1) Api::ClientApplicationsController GET index assigns all client_applications as #client_applications
Failure/Error: response.should be_success
expected success? to return true, got false
And the corresponding server call from the rails log:
Processing by Api::ClientApplicationsController#index as JSON
Parameters: {"api_version"=>1}
Rendered text template (0.0ms)
Filter chain halted as #<OAuth::Controllers::ApplicationControllerMethods::Filter:0x007f85a51a8858 #options={:interactive=>false, :strategies=>:two_legged}, #strategies=[:two_legged]> rendered or redirected
Completed 401 Unauthorized in 15ms (Views: 14.1ms | ActiveRecord: 0.0ms)
(0.2ms) ROLLBACK
I just can't figure out why it's not working :/ Am I making an obvious mistake?
If you'd like to test it in a request spec and actually need to test without stubbing, you can build an OAuth consumer and sign a request like this:
#access_token = FactoryGirl.create :access_token
#consumer = OAuth::Consumer.new(#access_token.app.key, #access_token.app.secret, :site => "http://www.example.com/")
#path = "/path/to/request"
#request = #consumer.create_signed_request(:get, #path, OAuth::AccessToken.new(#consumer, #access_token.token, #access_token.secret))
get #path, nil, { 'HTTP_AUTHORIZATION' => #request.get_fields('authorization').first }
I would take a look as to how the Omniauth test helpers work, specifically these files: https://github.com/intridea/omniauth/tree/master/lib/omniauth/test.
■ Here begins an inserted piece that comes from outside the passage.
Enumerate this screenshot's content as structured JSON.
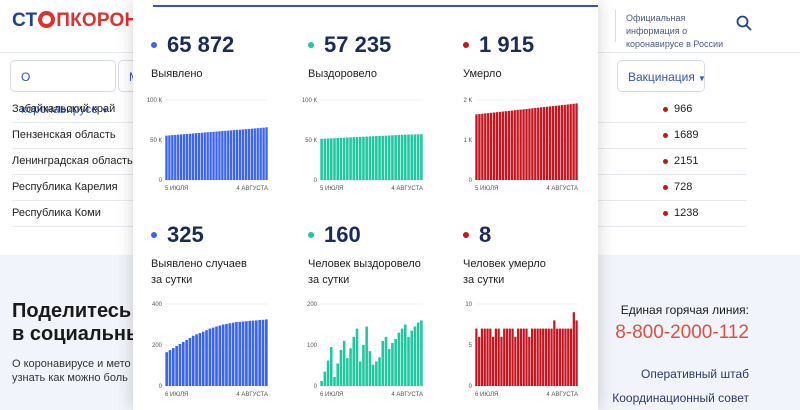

See their wiki page on integration testing for ideas of how this is set up. I realize that you're building a provider, not a client, but this may be a good starting point. Also, as some of the commenters have already said, I don't know if you can do this with a controller test; you may need a request or integration test to fully simulate the rack environment.
Turns out that the best way to test my controller was the simplest as well. Instead of trying to sign each test so the controller gets the right information (something that indeed does belong in a request spec not a controller spec), I figured out that I could just give the controller the information it needed manually.
To do this, I simply had to stub 2 methods:
fixtures :client_applications
before(:each) do
#client_application1 = client_applications(:client_application1)
Api::ClientApplicationsController::Authenticator.any_instance.stub(:allow?).and_return(true)
controller.stub(:client_application).and_return(#client_application1)
end
Stubbing the allow? method caused the rack auth to be fooled into thinking it was authenticated. allow? also set the client_application based on the credentials though, so I had to stub that as well. Now that the auth is out of the way, I can test my controller properly.